文/Webikeスタッフ:アキヒト

【ホンダ CRF450L】
ディテール&試乗インプレッション

8月23日にリリースされたCRF450L。
モトクロッサーCRF450Rをベースに、公道走行に必要な保安部品を纏って登場しました。
外観はCRF450Rと同じエクストリームレッド一色と、CRF450Rと7割のパーツを共有しながらも法規制に対応したパーツは完全新設計というこだわりっぷり。
それ以上に大勢の方が販売価格とカタログの馬力を見て驚き、一般のライダーにとっては正に「どのようなバイクなんだろう?!」と疑問だらけなのではないでしょうか?
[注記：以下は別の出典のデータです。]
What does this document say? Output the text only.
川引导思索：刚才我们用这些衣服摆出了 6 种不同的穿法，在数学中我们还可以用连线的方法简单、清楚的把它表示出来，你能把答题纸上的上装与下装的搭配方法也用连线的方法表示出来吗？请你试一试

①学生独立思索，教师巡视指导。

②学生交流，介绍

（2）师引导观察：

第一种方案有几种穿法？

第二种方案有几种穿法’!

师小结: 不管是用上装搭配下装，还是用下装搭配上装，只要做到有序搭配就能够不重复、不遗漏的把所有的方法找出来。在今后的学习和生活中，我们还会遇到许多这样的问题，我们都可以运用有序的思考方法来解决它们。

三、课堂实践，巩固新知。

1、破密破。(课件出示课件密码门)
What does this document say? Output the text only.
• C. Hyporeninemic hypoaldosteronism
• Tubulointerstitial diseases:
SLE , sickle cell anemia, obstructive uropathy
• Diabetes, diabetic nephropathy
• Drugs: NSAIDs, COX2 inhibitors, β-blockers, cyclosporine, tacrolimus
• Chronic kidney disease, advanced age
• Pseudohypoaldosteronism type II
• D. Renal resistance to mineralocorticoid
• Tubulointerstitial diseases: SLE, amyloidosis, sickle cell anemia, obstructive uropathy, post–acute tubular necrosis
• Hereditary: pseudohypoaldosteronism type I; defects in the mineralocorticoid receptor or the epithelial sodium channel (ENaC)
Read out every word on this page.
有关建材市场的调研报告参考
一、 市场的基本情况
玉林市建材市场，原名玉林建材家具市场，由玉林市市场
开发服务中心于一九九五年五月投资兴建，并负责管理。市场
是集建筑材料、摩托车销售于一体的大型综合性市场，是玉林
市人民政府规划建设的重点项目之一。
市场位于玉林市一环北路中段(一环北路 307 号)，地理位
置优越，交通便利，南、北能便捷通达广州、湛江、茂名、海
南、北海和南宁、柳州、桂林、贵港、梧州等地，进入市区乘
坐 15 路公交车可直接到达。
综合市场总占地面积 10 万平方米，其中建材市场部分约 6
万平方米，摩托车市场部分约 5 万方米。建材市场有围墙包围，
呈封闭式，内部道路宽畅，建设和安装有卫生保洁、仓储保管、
そんな話題のCRF450Lに今回試乗する機会がありましたので、皆さんが気になっているアレコレを徹底インプレしてきたいと思います!
「公道走行可能なレーサー」とまで言われているCRF450L。公道やオフロードでの走りはどんなものなのか?その実態に迫ります!!

フォルムこそ【R】だが、公道走行に対応した専用設計が各所に

メインフレームはCRF450Rをベースにしたアルミ製フレームを採用されていますが、公道走行に対応するためにピボット周辺の形状やヘッドパイプ周りは専用設計となります。サブフレームも保安部品の装着に合わせて専用設計になっています。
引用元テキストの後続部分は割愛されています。